Geçitten sonra rampa aşağı iniyorum bir süre. Düzlüğe gelince çay molası veriyorum. Yoldaki reklam tabelasında köfteci birinin köfteciye ne kadar kaldığını belirtiyor. Her 500 metrede bir tabela koymuş. Belki 100 tane tabela var. Bu kadar reklam tabelası konmaz ki, yoldaki göz zevkimizi bozuyor. Aynı zaman da bıktırıyor. Köftecinin olduğu tesislere gelip park yerindeki arabalara bakınca kazık bir yer olduğunu anladım. Kazık yemektense yoluma devam ederim. Neyse ki yanında kamyonların park ettiği bir yer görünce hemen daldım ve duble bir çay ısmarladım. Burada kazık yemeyeceğimi biliyorum.
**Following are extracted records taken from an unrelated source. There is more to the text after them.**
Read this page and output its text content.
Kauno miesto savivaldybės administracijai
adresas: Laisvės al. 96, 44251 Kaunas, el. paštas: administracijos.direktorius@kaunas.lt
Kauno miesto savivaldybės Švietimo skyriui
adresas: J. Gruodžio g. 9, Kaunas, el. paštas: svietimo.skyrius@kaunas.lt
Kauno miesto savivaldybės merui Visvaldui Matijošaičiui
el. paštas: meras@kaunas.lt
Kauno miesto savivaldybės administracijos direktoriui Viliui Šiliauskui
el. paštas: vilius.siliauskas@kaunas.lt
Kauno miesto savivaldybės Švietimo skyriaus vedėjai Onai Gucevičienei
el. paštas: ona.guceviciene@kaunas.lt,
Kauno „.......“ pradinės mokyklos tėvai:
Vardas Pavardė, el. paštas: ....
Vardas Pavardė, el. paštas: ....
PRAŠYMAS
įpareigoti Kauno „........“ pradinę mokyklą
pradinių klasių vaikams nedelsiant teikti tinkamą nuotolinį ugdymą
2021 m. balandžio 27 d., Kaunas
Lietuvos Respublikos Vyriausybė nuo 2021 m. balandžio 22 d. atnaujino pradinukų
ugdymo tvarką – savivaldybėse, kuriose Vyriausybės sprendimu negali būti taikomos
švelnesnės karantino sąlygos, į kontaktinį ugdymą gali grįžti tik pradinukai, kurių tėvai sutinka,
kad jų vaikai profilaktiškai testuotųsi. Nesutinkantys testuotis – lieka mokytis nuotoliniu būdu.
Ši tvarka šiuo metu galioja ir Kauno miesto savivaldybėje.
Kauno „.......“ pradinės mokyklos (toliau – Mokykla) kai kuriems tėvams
Çünkü kamyoncuların durduğu yerlerde duracaksın, hem taze, hem ucuz olur böyle yerler. Çayımı içtim, parasını ödeyeyim dedim sahibi para almadı. Kendisine teşekkür ediyorum çay için. Çay molasını verdiğim yer Güre köyü. Buradan biraz ileriden girişi olan yola saptım sola doğru. Kalabalık, trafiği çok ve gürültülü ana yoldan sakin, huzurlu, arabanın olmadığı yolda bisiklet sürmek gibisi yok. Oh be Dünya varmış. Sakin yola girer girmez hemen bir çeşme çıktı karşıma. Oysa ana yolda pek çeşme yoktu geldiğim kadar. Çeşmeden sularımı tazeleyip dolduruyorum Bisikletim KUZ park etmiş çeşmenin yanında. Çeşmenin olduğu yer dikdörtgen taşlardan örülmüş, uzun yalağın olduğu yerde ise gelişi güzel, düzensiz taşlar örülmüş. Bir borudan sürekli su akıyor yalağın içine.
Çeşmenin başına, mermere Reyhan Çeşmesi 2006 yazılmış. Üstünde de Arapça Bismillahirrahmanirahim yazılmış.
Su yuvarlak oyulmuş mermer içinden akıyor.
Mermer borudan akan suyun berraklığı o kadar net ki iyice yakından çekiyorum.
Çeşmenin olduğu yerin yakınında toprak yoldan gideceğim. Çeşme solda, KUZ park etmiş ve çamların arasından giden toprak yol.
Toprak yolda giderken tarihi bir yerde olduğumu tabelada yazan yazı belirtmiş. Burada Aktepe Tümülüsü var. Tabelada yazan;
Aktepe Tümülüsü Güre
Güre beldesinin yaklaşık 4 km. kuzeybatısında doğal bir tepenin üzerinde yer almaktadır. Yaklaşık 10 m. yüksekliğinde 40 m. çapındadır. 1966 – 1968 yılları arasında kaçak kazılarla tahribe uğramıştır.1987 yılında Uşak müze müdürlüğü tarafında yapılan kurtarma kazısı sonucu kesme kireç taşlarından tapılmış dikdörtgen planlı mezar odası bulunmuştur. Bindirme tekniğiyle inşa edilen mezar odası mimari yapısı ve bulunan seramik parçaları ile M:Ö: 520/ 480 yıllarına tarihlenmektedir. Aktepe tümülüsü, yapısıyla yöremizdeki Lidya dönemi tümülüslerinin önemli örneğidir.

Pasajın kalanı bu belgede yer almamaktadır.